Em Navegantes, se destacam A INC (Indústria Naval Catarinense), a Navship, D'Leon e Engita, que oferecem suporte logístico para a construção e reparo de embarcações tanto da indústria pesqueira quanto nas de petróleo e gás.
Além disso, a cadeia logística do pescado é bastante estruturada, com armadores encontrando desde peças e equipamentos até fornecedores de gelo, completando todo o ciclo necessário para a atividade. Mesmo com essa base sólida, a regulamentação cada vez mais restritiva e os critérios ambientais são questões que precisam ser continuamente superadas.
“Temos parcerias com entidades como Epagri, Sebrae e Senar para desenvolver programas de gestão, incentivando tanto a pesca industrial quanto a artesanal”, complementa Jairo Romeu Ferracioli.
Já o doutor em ciência e tecnologia ambiental, Paulo Ricardo Schwingel, reforça também que os desafios da indústria pesqueira de Itajaí estão relacionados à garantia de estabilidade a longo prazo, mirando horizontes de 10, 20 e 30 anos. A preocupação é assegurar que a disponibilidade de matéria-prima atual se mantenha no futuro. Além disso, a indústria também enfrenta o desafio de se adaptar às mudanças climáticas, criando estratégias de gestão que minimizem seus impactos sobre os recursos pesqueiros.
Observatório da Pesca monitora economia e sustentabilidade
De acordo com o oceanógrafo Luiz Carlos Matsuda, o Observatório da Pesca surgiu como uma solução para a escassez de dados confiáveis sobre o setor pesqueiro e foi criado com o apoio do Sebrae de Santa Catarina. A plataforma reúne dados de sete fontes diferentes, incluindo o IBGE e a Univali, com foco em desembarques pesqueiros e a cadeia produtiva do setor. Com mais de 35 painéis interativos, é possível monitorar aspectos como sustentabilidade dos estoques pesqueiros e a movimentação econômica da pesca. Além de facilitar a análise do mercado, os dados disponíveis ajudam a criar um ambiente mais sustentável, estimulando parcerias entre o governo e a iniciativa privada, com foco na inovação e na preservação dos recursos marinhos.

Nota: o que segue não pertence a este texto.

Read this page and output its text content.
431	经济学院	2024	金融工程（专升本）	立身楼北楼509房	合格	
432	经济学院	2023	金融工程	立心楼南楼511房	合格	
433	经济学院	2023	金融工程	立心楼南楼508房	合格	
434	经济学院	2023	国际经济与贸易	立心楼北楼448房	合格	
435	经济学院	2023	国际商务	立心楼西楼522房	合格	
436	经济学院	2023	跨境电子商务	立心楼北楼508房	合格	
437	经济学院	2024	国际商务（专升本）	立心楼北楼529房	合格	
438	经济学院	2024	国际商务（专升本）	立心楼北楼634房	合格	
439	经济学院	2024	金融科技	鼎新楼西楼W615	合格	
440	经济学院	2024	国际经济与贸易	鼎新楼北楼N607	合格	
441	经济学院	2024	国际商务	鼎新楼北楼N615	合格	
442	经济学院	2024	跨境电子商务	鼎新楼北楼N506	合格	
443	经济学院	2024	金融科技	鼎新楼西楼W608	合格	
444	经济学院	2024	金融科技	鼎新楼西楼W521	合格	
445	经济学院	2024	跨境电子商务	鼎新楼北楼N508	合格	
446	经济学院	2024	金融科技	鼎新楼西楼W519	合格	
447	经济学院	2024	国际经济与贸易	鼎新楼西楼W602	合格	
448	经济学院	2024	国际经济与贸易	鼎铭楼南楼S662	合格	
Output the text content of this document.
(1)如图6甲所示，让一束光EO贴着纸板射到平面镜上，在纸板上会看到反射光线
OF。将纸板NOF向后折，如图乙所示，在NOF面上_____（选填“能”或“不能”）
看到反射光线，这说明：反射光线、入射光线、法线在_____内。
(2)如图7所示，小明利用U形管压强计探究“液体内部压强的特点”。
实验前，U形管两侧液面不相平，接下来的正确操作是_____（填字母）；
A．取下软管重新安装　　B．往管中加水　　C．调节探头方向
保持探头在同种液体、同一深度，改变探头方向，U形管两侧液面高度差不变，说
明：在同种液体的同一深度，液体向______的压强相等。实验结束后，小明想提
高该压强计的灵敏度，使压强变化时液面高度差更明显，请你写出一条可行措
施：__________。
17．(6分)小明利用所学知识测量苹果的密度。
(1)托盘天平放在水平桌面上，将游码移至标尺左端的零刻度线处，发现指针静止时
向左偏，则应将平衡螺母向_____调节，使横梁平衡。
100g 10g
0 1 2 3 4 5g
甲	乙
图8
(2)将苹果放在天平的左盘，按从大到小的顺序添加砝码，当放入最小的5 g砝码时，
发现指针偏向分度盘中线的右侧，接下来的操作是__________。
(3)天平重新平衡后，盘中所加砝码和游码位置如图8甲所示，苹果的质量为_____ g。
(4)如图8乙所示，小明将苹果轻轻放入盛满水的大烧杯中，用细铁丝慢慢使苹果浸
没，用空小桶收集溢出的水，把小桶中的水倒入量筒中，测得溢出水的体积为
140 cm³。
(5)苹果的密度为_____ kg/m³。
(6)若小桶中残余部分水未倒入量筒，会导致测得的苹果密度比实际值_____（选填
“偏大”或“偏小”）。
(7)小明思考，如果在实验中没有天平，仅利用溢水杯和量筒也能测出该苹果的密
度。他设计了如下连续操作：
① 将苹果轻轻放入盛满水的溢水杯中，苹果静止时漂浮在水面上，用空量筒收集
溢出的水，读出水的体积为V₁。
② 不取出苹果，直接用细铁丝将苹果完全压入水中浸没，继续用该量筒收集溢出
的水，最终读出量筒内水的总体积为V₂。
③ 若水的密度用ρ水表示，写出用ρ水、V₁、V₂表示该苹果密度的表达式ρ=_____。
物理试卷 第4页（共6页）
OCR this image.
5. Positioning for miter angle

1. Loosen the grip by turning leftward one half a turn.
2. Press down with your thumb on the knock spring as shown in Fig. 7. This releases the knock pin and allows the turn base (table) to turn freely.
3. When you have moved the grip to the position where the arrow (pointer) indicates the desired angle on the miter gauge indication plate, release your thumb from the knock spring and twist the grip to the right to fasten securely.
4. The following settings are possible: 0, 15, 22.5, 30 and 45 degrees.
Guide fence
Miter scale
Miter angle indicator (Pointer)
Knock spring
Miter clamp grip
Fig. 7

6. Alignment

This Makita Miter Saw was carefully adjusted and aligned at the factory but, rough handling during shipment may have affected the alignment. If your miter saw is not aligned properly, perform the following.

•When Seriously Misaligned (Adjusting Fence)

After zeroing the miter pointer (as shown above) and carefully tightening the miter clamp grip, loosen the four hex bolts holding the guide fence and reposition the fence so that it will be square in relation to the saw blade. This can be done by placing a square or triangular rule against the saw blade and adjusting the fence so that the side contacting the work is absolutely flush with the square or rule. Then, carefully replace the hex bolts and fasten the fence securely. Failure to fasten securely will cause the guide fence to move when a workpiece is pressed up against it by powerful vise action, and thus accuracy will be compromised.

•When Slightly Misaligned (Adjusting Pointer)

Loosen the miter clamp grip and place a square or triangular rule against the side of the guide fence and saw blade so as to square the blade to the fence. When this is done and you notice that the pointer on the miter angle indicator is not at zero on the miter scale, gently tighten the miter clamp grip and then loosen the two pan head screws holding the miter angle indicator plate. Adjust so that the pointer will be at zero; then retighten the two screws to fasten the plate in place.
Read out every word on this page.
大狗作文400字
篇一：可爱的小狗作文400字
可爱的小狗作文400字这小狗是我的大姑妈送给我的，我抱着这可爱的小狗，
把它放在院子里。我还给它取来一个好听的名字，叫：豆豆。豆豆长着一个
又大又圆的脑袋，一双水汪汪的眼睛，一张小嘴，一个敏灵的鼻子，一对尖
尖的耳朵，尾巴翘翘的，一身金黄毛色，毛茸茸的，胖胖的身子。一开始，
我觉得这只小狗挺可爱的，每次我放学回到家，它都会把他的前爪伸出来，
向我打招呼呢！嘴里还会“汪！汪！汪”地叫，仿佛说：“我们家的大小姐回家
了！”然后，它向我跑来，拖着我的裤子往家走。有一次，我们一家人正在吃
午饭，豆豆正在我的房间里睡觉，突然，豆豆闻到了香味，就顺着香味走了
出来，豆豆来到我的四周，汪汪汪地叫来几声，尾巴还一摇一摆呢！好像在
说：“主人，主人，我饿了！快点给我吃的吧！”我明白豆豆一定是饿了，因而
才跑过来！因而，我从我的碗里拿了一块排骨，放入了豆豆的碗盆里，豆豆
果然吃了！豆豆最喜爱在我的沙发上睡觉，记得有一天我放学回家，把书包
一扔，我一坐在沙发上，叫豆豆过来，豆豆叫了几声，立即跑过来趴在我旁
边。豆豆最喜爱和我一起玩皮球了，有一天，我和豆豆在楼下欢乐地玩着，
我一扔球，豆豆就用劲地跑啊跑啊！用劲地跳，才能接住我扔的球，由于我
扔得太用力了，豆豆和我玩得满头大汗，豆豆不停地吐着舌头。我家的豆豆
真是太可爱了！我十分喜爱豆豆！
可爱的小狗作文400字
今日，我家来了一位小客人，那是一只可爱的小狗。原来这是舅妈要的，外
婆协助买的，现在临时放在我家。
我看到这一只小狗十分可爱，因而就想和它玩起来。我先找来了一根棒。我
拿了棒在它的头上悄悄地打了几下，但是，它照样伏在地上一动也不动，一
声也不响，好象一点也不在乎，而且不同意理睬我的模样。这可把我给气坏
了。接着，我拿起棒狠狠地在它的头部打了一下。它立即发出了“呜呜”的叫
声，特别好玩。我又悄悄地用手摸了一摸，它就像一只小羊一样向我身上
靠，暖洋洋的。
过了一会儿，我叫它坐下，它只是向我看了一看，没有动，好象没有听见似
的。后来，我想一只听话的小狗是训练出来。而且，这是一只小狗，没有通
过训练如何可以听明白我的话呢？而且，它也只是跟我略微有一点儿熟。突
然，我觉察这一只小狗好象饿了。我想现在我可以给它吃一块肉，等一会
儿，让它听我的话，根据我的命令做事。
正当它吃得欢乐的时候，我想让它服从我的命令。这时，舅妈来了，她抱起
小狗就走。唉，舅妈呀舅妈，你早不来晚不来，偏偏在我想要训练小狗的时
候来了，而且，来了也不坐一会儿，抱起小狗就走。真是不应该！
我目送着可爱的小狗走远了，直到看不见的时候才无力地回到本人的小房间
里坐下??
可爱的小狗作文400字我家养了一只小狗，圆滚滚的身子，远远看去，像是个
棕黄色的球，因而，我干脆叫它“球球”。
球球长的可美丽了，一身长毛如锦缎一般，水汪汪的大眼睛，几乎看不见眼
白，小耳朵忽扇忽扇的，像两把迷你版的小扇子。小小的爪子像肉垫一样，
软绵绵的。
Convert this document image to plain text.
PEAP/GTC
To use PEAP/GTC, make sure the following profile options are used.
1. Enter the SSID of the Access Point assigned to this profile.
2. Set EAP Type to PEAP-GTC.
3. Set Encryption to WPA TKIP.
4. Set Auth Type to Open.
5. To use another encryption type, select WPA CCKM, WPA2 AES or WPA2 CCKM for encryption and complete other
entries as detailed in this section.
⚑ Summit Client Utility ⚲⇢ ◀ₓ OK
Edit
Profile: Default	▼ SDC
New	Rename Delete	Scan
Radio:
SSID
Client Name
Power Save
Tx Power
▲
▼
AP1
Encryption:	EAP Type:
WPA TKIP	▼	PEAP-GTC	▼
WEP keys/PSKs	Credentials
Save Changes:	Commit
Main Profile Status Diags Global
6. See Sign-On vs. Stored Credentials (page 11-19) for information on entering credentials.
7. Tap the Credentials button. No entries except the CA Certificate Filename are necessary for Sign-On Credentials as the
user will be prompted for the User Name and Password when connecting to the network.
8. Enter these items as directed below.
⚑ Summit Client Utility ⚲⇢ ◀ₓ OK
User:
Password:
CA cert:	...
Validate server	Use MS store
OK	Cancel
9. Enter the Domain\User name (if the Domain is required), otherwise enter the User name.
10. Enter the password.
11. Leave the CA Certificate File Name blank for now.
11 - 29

Paulo Ricardo Schwingel, doutor em Ciência e Tecnologia Ambiental, destacou que a pesca industrial em Itajaí tem perspectivas promissoras pelos investimentos em pesquisa realizados pela própria indústria. Entretanto, as mudanças climáticas já afetam a pesca da sardinha, uma das mais importantes do Brasil, com mais de 100 mil toneladas capturadas este ano.
Paulo observou que, nos últimos 25 anos, o período reprodutivo da sardinha se adiantou e ampliou, passando de três meses (de dezembro a fevereiro) para seis meses, começando em outubro. Além disso, o aquecimento da região sul do Brasil fez com que a sardinha migrasse para áreas mais ao sul, alcançando agora a divisa com o Uruguai.
Essas mudanças exigem ajustes na gestão pesqueira, como a ampliação da área de captura e a modificação do período de defeso. Hoje, o defeso da sardinha dura cinco meses, de outubro a fevereiro, coincidindo com o período reprodutivo da espécie. Schwingel reforça que adaptações são necessárias para garantir a sustentabilidade da pesca e a disponibilidade dos recursos.
Outro fator a ser monitorado são os eventos climáticos extremos, como o El Niño. Episódios severos de El Niño, com aquecimento do Oceano Pacífico, podem impactar negativamente nos estoques de sardinha.
A indústria pesqueira de Itajaí desempenha um papel fundamental na economia azul do Brasil, concentrando as principais indústrias do sul e sudeste do país na região da foz do rio Itajaí-açu. Especialistas alertam para a necessidade de cautela em relação à expansão do setor devido à capacidade limitada dos ecossistemas, como o Oceano Atlântico, que já está próximo de seus limites de exploração.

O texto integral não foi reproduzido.